À Almaraz, l’inquiétude grandissante face à la fermeture de la centrale nucléaire espagnole

Dans le village d’Almaraz, en Espagne, l’avenir de la plus grande centrale nucléaire du pays suscite de vives inquiétudes. Alors que le gouvernement doit se prononcer avant cet automne sur la fermeture prévue de l’installation, la communauté locale redoute un désastre économique et social. La centrale, qui fournit 7 % de l’électricité nationale, est au cœur des préoccupations des habitants, des employés et des entrepreneurs de la région.

EN BREF

  • La fermeture de la centrale d’Almaraz, prévue pour 2028, est contestée par des actionnaires.
  • Des centaines d’emplois et une vitalité économique menacés dans la région d’Estrémadure.
  • Un collectif local milite pour le maintien de l’activité de la centrale et l’avenir des habitants.
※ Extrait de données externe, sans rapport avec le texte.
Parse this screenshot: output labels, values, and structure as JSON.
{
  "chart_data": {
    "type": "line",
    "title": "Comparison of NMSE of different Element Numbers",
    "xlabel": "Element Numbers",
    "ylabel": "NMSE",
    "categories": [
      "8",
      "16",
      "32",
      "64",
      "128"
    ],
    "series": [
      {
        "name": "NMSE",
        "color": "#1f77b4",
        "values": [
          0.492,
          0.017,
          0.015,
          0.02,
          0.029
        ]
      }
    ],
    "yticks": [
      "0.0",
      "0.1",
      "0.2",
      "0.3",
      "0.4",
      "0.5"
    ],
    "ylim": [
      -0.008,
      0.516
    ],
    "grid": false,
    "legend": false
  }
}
José Antonio Morgado, un mécanicien de 59 ans, témoigne de ses craintes alors qu’il savoure un repas dans le restaurant local, lieu de rencontre pour les nombreux employés de la centrale. Travaillant sur le site depuis 1989, il évoque l’impact financier que pourrait avoir la fermeture de la centrale, qui représente des salaires élevés dans une région défavorisée. « C’est triste qu’ils veuillent la fermer », confie-t-il, soulignant l’importance de la centrale pour sa vie professionnelle.

La centrale, inaugurée dans les années 1980, est un pilier économique pour le village d’Almaraz, comptant environ 1 500 habitants. David Martín, le gérant du restaurant, estime que la fermeture de la centrale entraînerait une chute drastique du nombre de repas servis, rendant l’avenir de son établissement incertain. « Ce serait un désert ici », met-il en garde.

Face à cette situation, un collectif citoyen, intitulé « Sí a Almaraz, Sí al Futuro », a été formé début 2025. À sa tête, Fernando Sánchez Castilla, un employé de la centrale et maire d’une commune voisine, avertit que « des dizaines de communes sont condamnées à disparaître » si la centrale ferme. Il souligne que l’activité de la centrale représente 5 % du PIB régional et génère environ 4 000 emplois directs et indirects.

Quant à la centrale elle-même, elle a récemment obtenu un niveau d’excellence international en matière de sûreté nucléaire, selon Patricia Rubio Oviedo, responsable technique. Elle insiste sur le fait que l’énergie nucléaire joue un rôle crucial dans la stabilité de l’approvisionnement électrique, surtout quand les énergies renouvelables sont soumises à des fluctuations de production.

Pourtant, le gouvernement espagnol, dirigé par le Premier ministre Pedro Sánchez, semble s’engager vers une transition énergétique entièrement renouvelable. L’exécutif vise à réduire la part de l’électricité nucléaire à zéro d’ici 2035, tout en augmentant la part des énergies renouvelables à 81 % d’ici 2030. Cette volonté pourrait être mise à mal par les récentes recommandations de la Commission européenne, qui plaide pour le maintien des capacités nucléaires existantes.

Francisco del Pozo Campos, représentant de Greenpeace Espagne, appelle le gouvernement à faire preuve de courage en maintenant l’activité de la centrale. Il met en avant les enjeux financiers, notamment un surcoût potentiel pour les consommateurs et des pertes d’investissements dans les énergies renouvelables si la fermeture était décidée trop tôt.

Un avis technique de l’Autorité de sûreté nucléaire espagnole (CSN) est attendu en juillet, avant que le ministère de la Transition écologique ne rende sa décision finale d’ici fin octobre. En attendant, le ministère indique qu’il travaille sur des mesures d’accompagnement pour les travailleurs d’Almaraz, notamment des projets de reconversion professionnelle, comme l’ouverture d’une usine de batteries pour véhicules électriques à proximité.

Cependant, cette promesse ne semble pas suffire pour apaiser les inquiétudes des habitants. David Martín se demande : « Si ces familles s’en vont, qu’allons-nous faire ? » La situation à Almaraz reste donc précaire, entre espoir et incertitude, alors que le sort de la centrale pourrait sceller l’avenir d’une communauté déjà fragilisée.